The Friendship Divide: Why Your Education Level Affects Your Social Life

Most of my friends work in tech. A lot of them didn’t finish college. They started businesses, taught themselves to code, figured it out. So when I read that education level predicts how many friends you have, it didn’t match my world at all.

But the data is clear. People with college degrees have significantly more close friendships than people without degrees. Daniel Cox at the Survey Center on American Life found this. And the gap is growing.

This connects to something I wrote about recently. In my analysis of Join or Die and Bowling Alone, I talked about how churches and unions used to create community. Those institutions are disappearing. And non-college-educated Americans are getting hit the hardest.

The Key Finding

Daniel Cox directs the Survey Center on American Life. His research found something striking. College graduates maintain more close friendships than non-degree holders. This represents a reversal of previous assumptions about the friendship recession.

The gap is real. And it’s growing.

Why College Grads Have More Friends

Cox identified three mechanisms that explain the divide:

1. Employment Stability

College graduates have steadier employment. This sustains workplace friendships over time. When you keep your job, you keep your work friends. Non-degree holders face more job turnover. Every job change means starting over socially.

2. Institutional Participation

Cox says it plainly: “The primary way that people make friends is through institutions.”

College itself builds massive social networks. Clubs. Fraternities. Sports teams. Study groups. These connections persist after graduation. But here’s the problem. If you didn’t go to college, you missed out on four years of institutional friendship-building.

3. Third Spaces

Ray Oldenburg coined the term “third spaces” in the late 1980s. These are locations beyond home and work. Coffee shops. Book clubs. Meetups. Gyms. Libraries.

College graduates use these spaces more frequently. Cox found that “college graduates just seemed to be more involved in things like informal book clubs and meetups.” Non-degree holders are less likely to participate in these social settings.

The Decline of Traditional Institutions

This brings me back to Bowling Alone. Robert Putnam’s book documented the collapse of civic participation. Churches. Unions. Bowling leagues. Rotary clubs. These organizations created community for everyone.

But they’re disappearing. And their decline disproportionately harmed non-college-educated Americans. Why? Because college graduates replaced those institutions with new ones. Book clubs instead of church groups. CrossFit instead of bowling leagues. Meetup.com instead of union halls.

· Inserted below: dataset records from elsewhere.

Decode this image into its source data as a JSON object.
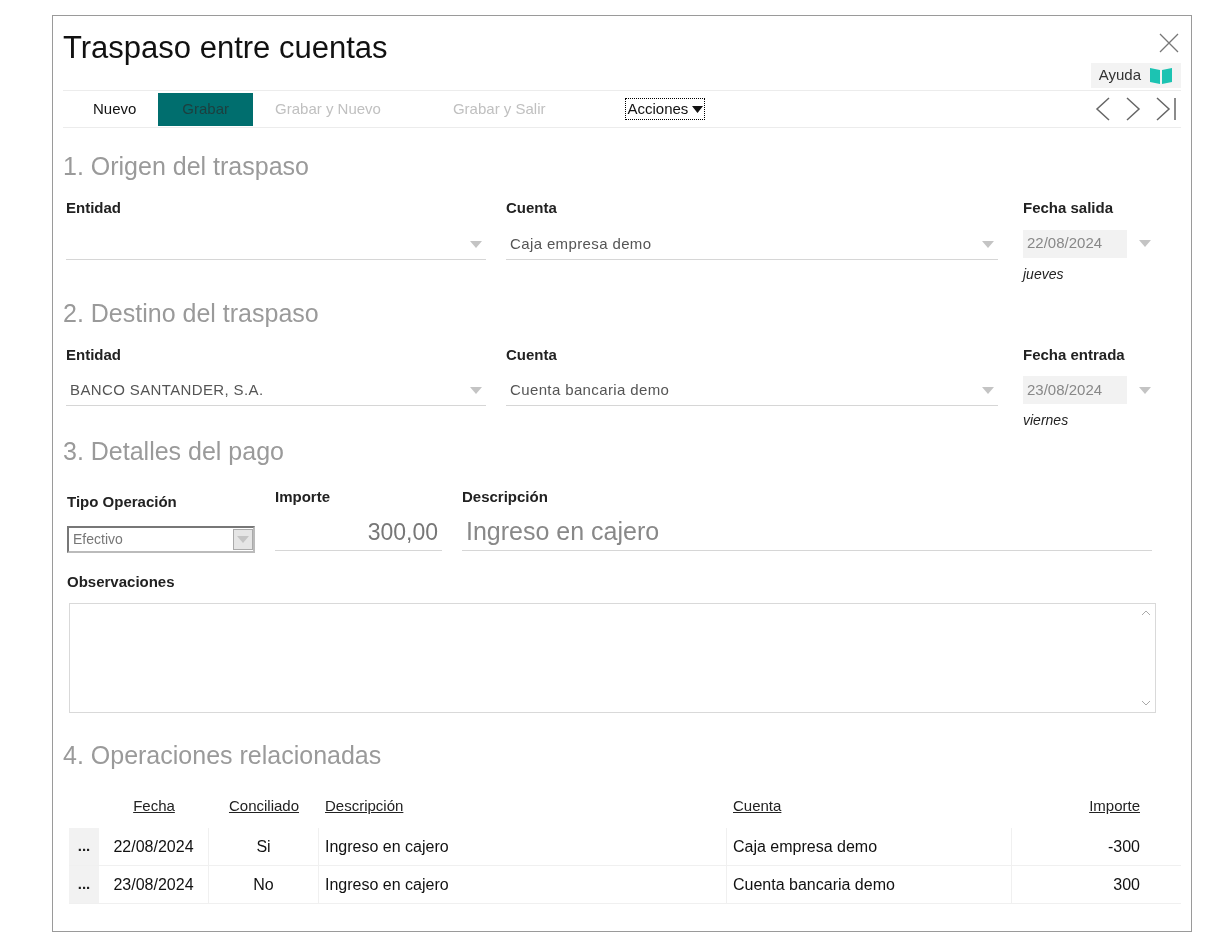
{
  "window": {
    "title": "Traspaso entre cuentas",
    "help": "Ayuda"
  },
  "toolbar": [
    {
      "label": "Nuevo",
      "kind": "plain",
      "disabled": false
    },
    {
      "label": "Grabar",
      "kind": "primary",
      "disabled": true
    },
    {
      "label": "Grabar y Nuevo",
      "kind": "plain",
      "disabled": true
    },
    {
      "label": "Grabar y Salir",
      "kind": "plain",
      "disabled": true
    },
    {
      "label": "Acciones",
      "kind": "menu",
      "disabled": false
    }
  ],
  "origin": {
    "heading": "1. Origen del traspaso",
    "entity_label": "Entidad",
    "account_label": "Cuenta",
    "account": "Caja empresa demo",
    "date_label": "Fecha salida",
    "date": "22/08/2024",
    "weekday": "jueves"
  },
  "destination": {
    "heading": "2. Destino del traspaso",
    "entity_label": "Entidad",
    "entity": "BANCO SANTANDER, S.A.",
    "account_label": "Cuenta",
    "account": "Cuenta bancaria demo",
    "date_label": "Fecha entrada",
    "date": "23/08/2024",
    "weekday": "viernes"
  },
  "payment": {
    "heading": "3. Detalles del pago",
    "type_label": "Tipo Operación",
    "type": "Efectivo",
    "amount_label": "Importe",
    "amount": "300,00",
    "description_label": "Descripción",
    "description": "Ingreso en cajero",
    "notes_label": "Observaciones"
  },
  "related": {
    "heading": "4. Operaciones relacionadas",
    "columns": [
      "Fecha",
      "Conciliado",
      "Descripción",
      "Cuenta",
      "Importe"
    ],
    "rows": [
      {
        "menu": "...",
        "cells": [
          "22/08/2024",
          "Si",
          "Ingreso en cajero",
          "Caja empresa demo",
          "-300"
        ]
      },
      {
        "menu": "...",
        "cells": [
          "23/08/2024",
          "No",
          "Ingreso en cajero",
          "Cuenta bancaria demo",
          "300"
        ]
      }
    ]
  }
}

People without degrees lost their institutions. And they didn’t get replacements.

What You Can Do

This divide isn’t permanent. Cox offers practical advice. “Just get out of the house and spend time around where you live.”

Here’s what works:

  • Find your third space. It doesn’t have to be expensive. Public libraries are free. So are park walking groups. Community centers offer cheap classes.
  • Show up regularly. Friendship requires repetition. Go to the same coffee shop. Join the same pickup basketball game. Attend the same church service.
  • Replace technology with humans. Cox warns: “We use technology to fill in the gap that at one point we would rely on another human.” Put down your phone. Talk to your neighbors.
  • Host something small. You don’t need a college degree to throw a party. I wrote The 2-Hour Cocktail Party specifically for this. Small gatherings build real connections.
  • Look for local institutions. Sports leagues. Volunteering. Hobby groups. These create the structure that friendships need.

The friendship divide is real. But it’s not destiny. Institutions create friendships. If the old institutions are gone, we need to build new ones.

And we need to make sure everyone has access.


This article draws on “The ‘Friendship Divide’ Explained” by Jonny Thomson, published in Big Think (October 2024). Cox’s research comes from “Disconnected: The Growing Class Divide in American Civic Life.”